Further, this means that regardless of the social, political, or economic issues that Kenyans face at any given time they cannot constitutionally change the constitution unless they then resort to anarchy either through a civilian or military coup!
That by holding that BBI One and Two Committees are unconstitutional and illegal, this takes away the express constitutional duty of the President in Article 132 to promote and enhance national unity and therefore Kenyans have to resort to whatever means available to them, from experience hook or crook, to resolve their issues as they have no one under the Constitutional to lead unity efforts.
The Judgment contradicts for unknown reasons but suspicious ones two landmark High Court decisions that have held that appointment of the BBI Task Force by the President is constitutional and that IEBC is properly constituted.
In fact, we find it strange that although Article 250 (1) provides that any Commission including IEBC can have a minimum of Three Members, the bench found that on one hand IEBC can transact business but on the other hand it cannot because of a statute that provides a quorum of 5 members.
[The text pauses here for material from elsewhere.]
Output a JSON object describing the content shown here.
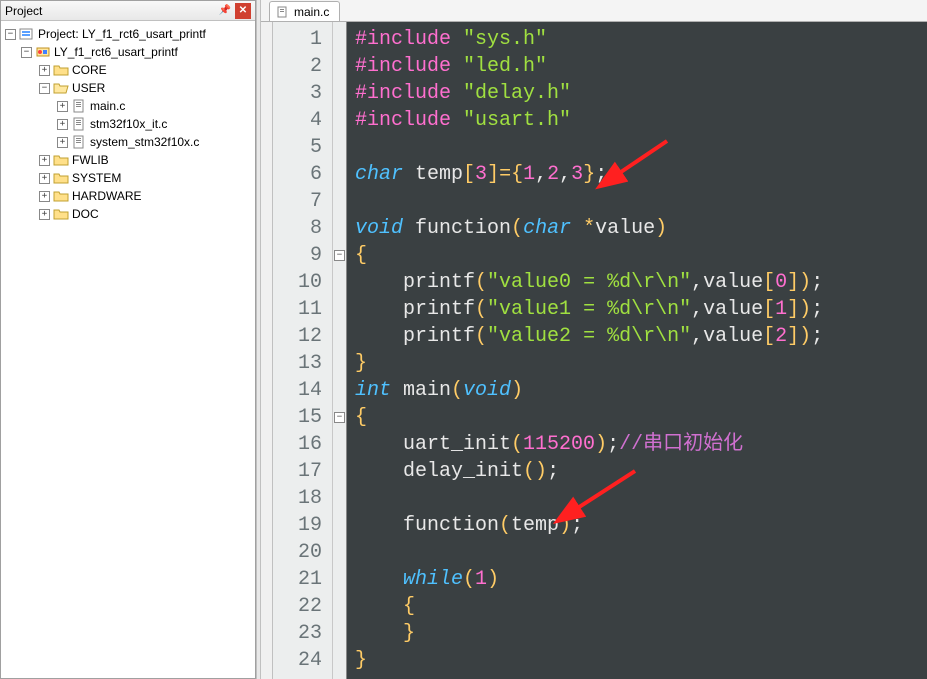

Clearly, the bench elevated a statute over the Constitution.
For these REASONS, we demand the following:
1) THAT the respondents immediately appeal this strange decision and that all county assemblies that were listed as interested parties enter appearance;
2) THAT judiciary stops robbing Kenyans of their direct sovereign powers or abusing the delegated indirect powers donated to them by Kenyans;
3) THAT Kenyans demands accountability from Judiciary as it seems captured by domestic and international players who do not want a progressive society;
4) THAT judicial tranny must stop as such interpretation of the Constitution will easily land the country into worse Post-Election Violence than in 2007 and condemn Kenyans to eternal economic regression.
In the event that the Court of Appeal or Supreme Court adopts this judgment which we demand they don’t, Kenyans will suffer as follows from the perspective of the devolved systems of government:
County funds will REMAIN at 15% of the national revenue instead of 35%;
1450 wards in Kenya will NEVER get a constitutional development fund and governors will NEVER develop some wards as it’s the case today;
There will NEVER be equitable distribution of county resources, POPULATION parameter will NEVER matter in resource sharing;
County Assemblies will NEVER be financially independent and therefore cannot oversight the county executives properly;
Senate will NEVER robustly oversight the revenue allocated to or raised by the county governments and their expenditure;
County governments will NEVER have a direct voice at the Commission on Revenue Allocation;
Quite a number of wards in densely populated areas that are bigger in population than some constituencies will EVER be overstretched by demands for public services, and The legislative gridlock inflow of the Division of Revenue Bill.
Enactment of County Allocation of Revenue Acts will REMAIN and therefore PARALYSIS in running the county governments will remain a recurrent matter.